In consumer bankruptcy, an apartment in TBS is not included in the bankruptcy estate. The bankrupt’s claim for participation in construction costs arises only when the lease ends and the premises are vacated. Therefore, only after the contract with TBS is terminated is it possible for the trustee to seize the participation amount.
In such a situation, it is justified to submit a request to the judge-commissioner to exclude participation and the deposit from the bankruptcy estate. First of all, the justification for the application should indicate that the above rights are inalienable. Moreover, the trustee has no grounds to terminate the lease agreement or force the bankrupt to do so. Moreover, the amount of participation is not known because it is only recalculated at the time of its withdrawal, and any refund would be made 12 months after the premises are vacated. An apartment in TBS is also a specific rental relationship, so an attempt to liquidate such property will significantly extend the duration of the proceedings and increase its costs, which could turn out to be higher than the proceeds from the liquidation of property rights.

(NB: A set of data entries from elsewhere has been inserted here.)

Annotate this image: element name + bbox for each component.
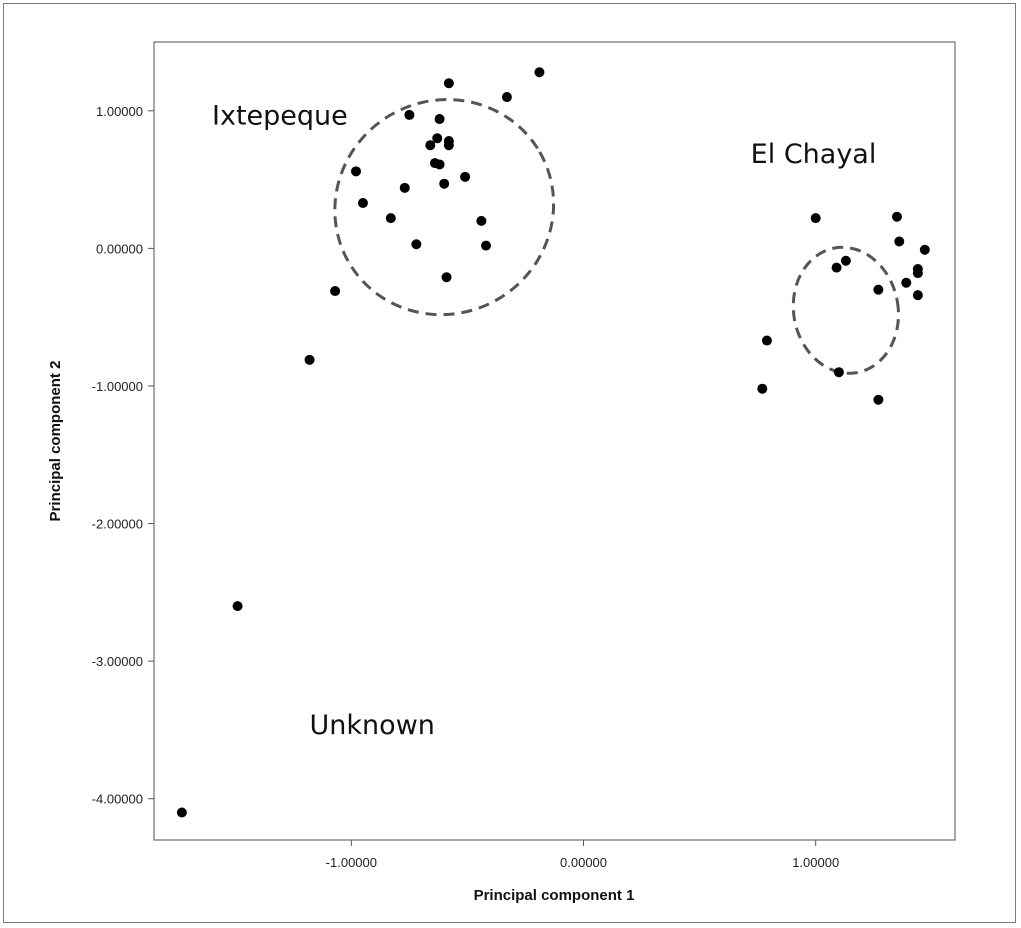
data-point xyxy=(304,354,315,365)
cluster-outline-ixtepeque xyxy=(333,98,556,317)
data-point xyxy=(434,159,445,170)
axis-ticks: -1.00000 0.00000 1.00000 1.00000 0.00000 -1.0… xyxy=(92,104,840,870)
data-point xyxy=(439,178,450,189)
data-point xyxy=(761,335,772,346)
data-point xyxy=(443,78,454,89)
y-tick-label: -2.00000 xyxy=(92,517,143,532)
data-point xyxy=(441,272,452,283)
data-point xyxy=(891,211,902,222)
x-tick-label: 0.00000 xyxy=(560,855,607,870)
data-point xyxy=(901,277,912,288)
data-point xyxy=(534,67,545,78)
data-points xyxy=(176,67,930,818)
data-point xyxy=(810,213,821,224)
cluster-labels: Ixtepeque El Chayal Unknown xyxy=(212,101,876,742)
data-point xyxy=(757,383,768,394)
cluster-label-el-chayal: El Chayal xyxy=(751,139,877,170)
cluster-label-ixtepeque: Ixtepeque xyxy=(212,101,348,132)
data-point xyxy=(330,286,341,297)
data-point xyxy=(443,140,454,151)
y-tick-label: -3.00000 xyxy=(92,654,143,669)
data-point xyxy=(385,213,396,224)
data-point xyxy=(476,215,487,226)
data-point xyxy=(411,239,422,250)
data-point xyxy=(432,133,443,144)
data-point xyxy=(831,262,842,273)
data-point xyxy=(912,290,923,301)
data-point xyxy=(176,807,187,818)
data-point xyxy=(460,171,471,182)
data-point xyxy=(894,236,905,247)
y-tick-label: 0.00000 xyxy=(96,241,143,256)
plot-area xyxy=(153,41,956,841)
y-tick-label: 1.00000 xyxy=(96,104,143,119)
data-point xyxy=(912,268,923,279)
data-point xyxy=(232,601,243,612)
data-point xyxy=(350,166,361,177)
figure-frame xyxy=(3,3,1016,923)
data-point xyxy=(840,255,851,266)
x-tick-label: 1.00000 xyxy=(792,855,839,870)
data-point xyxy=(873,284,884,295)
y-axis-title: Principal component 2 xyxy=(47,361,64,522)
data-point xyxy=(481,240,492,251)
data-point xyxy=(425,140,436,151)
data-point xyxy=(357,197,368,208)
cluster-label-unknown: Unknown xyxy=(310,710,435,741)
data-point xyxy=(434,114,445,125)
data-point xyxy=(404,109,415,120)
data-point xyxy=(873,394,884,405)
x-tick-label: -1.00000 xyxy=(326,855,377,870)
data-point xyxy=(501,92,512,103)
cluster-outline-el-chayal xyxy=(791,245,900,375)
y-tick-label: -4.00000 xyxy=(92,792,143,807)
data-point xyxy=(399,182,410,193)
x-axis-title: Principal component 1 xyxy=(474,887,635,904)
y-tick-label: -1.00000 xyxy=(92,379,143,394)
data-point xyxy=(833,367,844,378)
cluster-outlines xyxy=(333,98,900,375)
data-point xyxy=(919,244,930,255)
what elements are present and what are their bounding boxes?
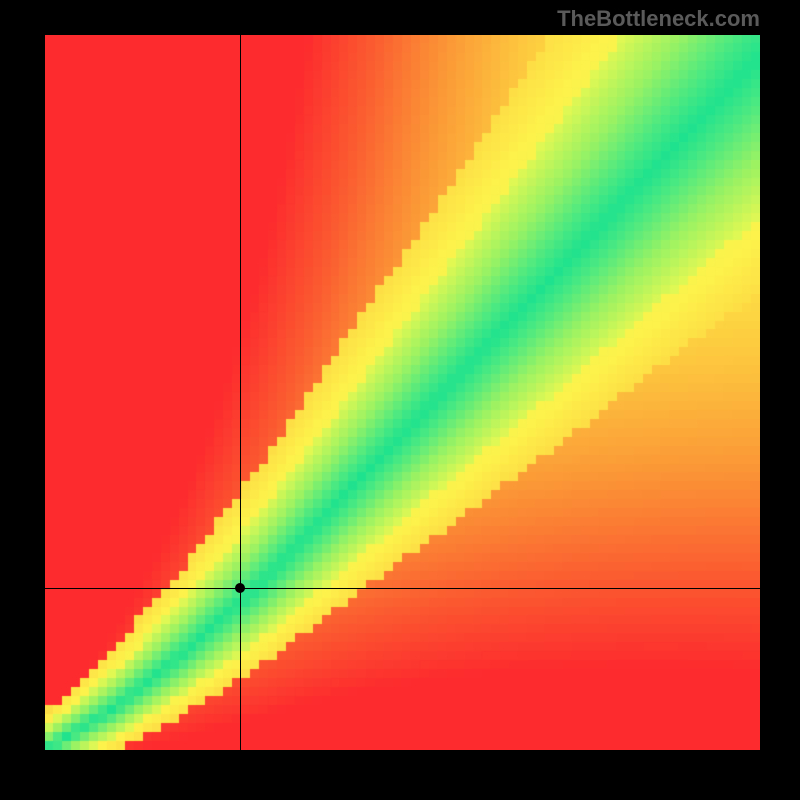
data-point-marker bbox=[235, 583, 245, 593]
crosshair-vertical bbox=[240, 35, 241, 750]
plot-area bbox=[45, 35, 760, 750]
heatmap-canvas bbox=[45, 35, 760, 750]
watermark-text: TheBottleneck.com bbox=[557, 6, 760, 32]
crosshair-horizontal bbox=[45, 588, 760, 589]
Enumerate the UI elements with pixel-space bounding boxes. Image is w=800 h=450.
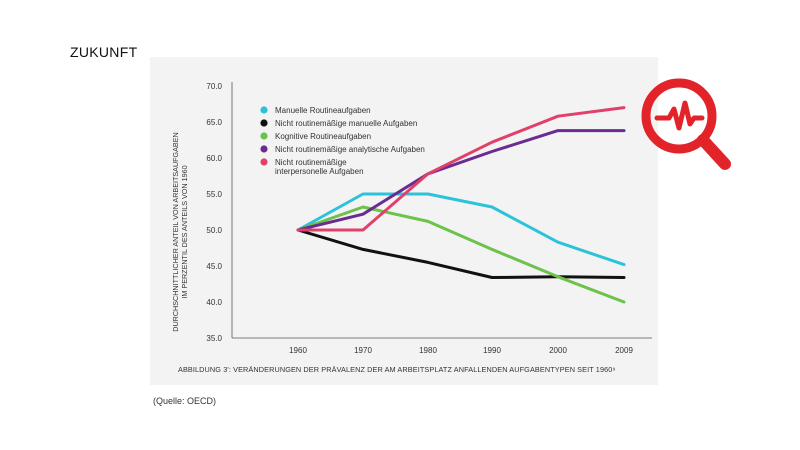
x-tick-label: 2000: [549, 346, 567, 355]
legend-marker: [260, 119, 268, 127]
lens-ring: [641, 78, 717, 154]
magnifier-handle: [697, 134, 731, 170]
series-line: [296, 106, 626, 232]
y-axis-label-line-1: DURCHSCHNITTLICHER ANTEIL VON ARBEITSAUF…: [171, 132, 180, 331]
chart-caption: ABBILDUNG 3': VERÄNDERUNGEN DER PRÄVALEN…: [178, 365, 616, 374]
y-tick-label: 55.0: [206, 190, 222, 199]
x-tick-label: 1970: [354, 346, 372, 355]
legend-marker: [260, 106, 268, 114]
y-tick-label: 40.0: [206, 298, 222, 307]
legend-marker: [260, 158, 268, 166]
magnifier-pulse-icon: [641, 78, 731, 170]
series-line: [296, 228, 626, 279]
y-tick-label: 45.0: [206, 262, 222, 271]
pulse-line: [654, 100, 705, 131]
legend-label: Nicht routinemäßige: [275, 158, 347, 167]
legend-label: Nicht routinemäßige manuelle Aufgaben: [275, 119, 417, 128]
y-tick-label: 65.0: [206, 118, 222, 127]
legend-label: Nicht routinemäßige analytische Aufgaben: [275, 145, 425, 154]
chart-panel: [150, 57, 658, 385]
series-line: [296, 205, 626, 304]
series-line: [296, 192, 626, 267]
y-tick-label: 70.0: [206, 82, 222, 91]
legend-marker: [260, 132, 268, 140]
y-axis-label-line-2: IM PERZENTIL DES ANTEILS VON 1960: [180, 165, 189, 298]
y-tick-label: 60.0: [206, 154, 222, 163]
x-tick-label: 1960: [289, 346, 307, 355]
y-tick-label: 50.0: [206, 226, 222, 235]
x-tick-label: 1990: [483, 346, 501, 355]
legend-label: Kognitive Routineaufgaben: [275, 132, 371, 141]
legend-marker: [260, 145, 268, 153]
series-line: [296, 129, 626, 232]
y-tick-label: 35.0: [206, 334, 222, 343]
x-tick-label: 1980: [419, 346, 437, 355]
slide-title: ZUKUNFT: [70, 44, 138, 60]
legend-label: interpersonelle Aufgaben: [275, 167, 364, 176]
x-tick-label: 2009: [615, 346, 633, 355]
source-note: (Quelle: OECD): [153, 396, 217, 406]
legend-label: Manuelle Routineaufgaben: [275, 106, 371, 115]
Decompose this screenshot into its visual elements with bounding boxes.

However, the most important reason for excluding participation and deposit from the bankruptcy estate is the fact that termination of the contract would force the bankrupt to leave the premises, which, in the absence of the possibility of using the protection measures provided for bankrupt apartment owners, i.e. separating from the amount of the liquidation of such an apartment an amount to meet housing needs in period of 12-24 months would expose such a person to homelessness, which would also be inconsistent with the primary goal of the Act, which is to enable the bankrupt to start a new life.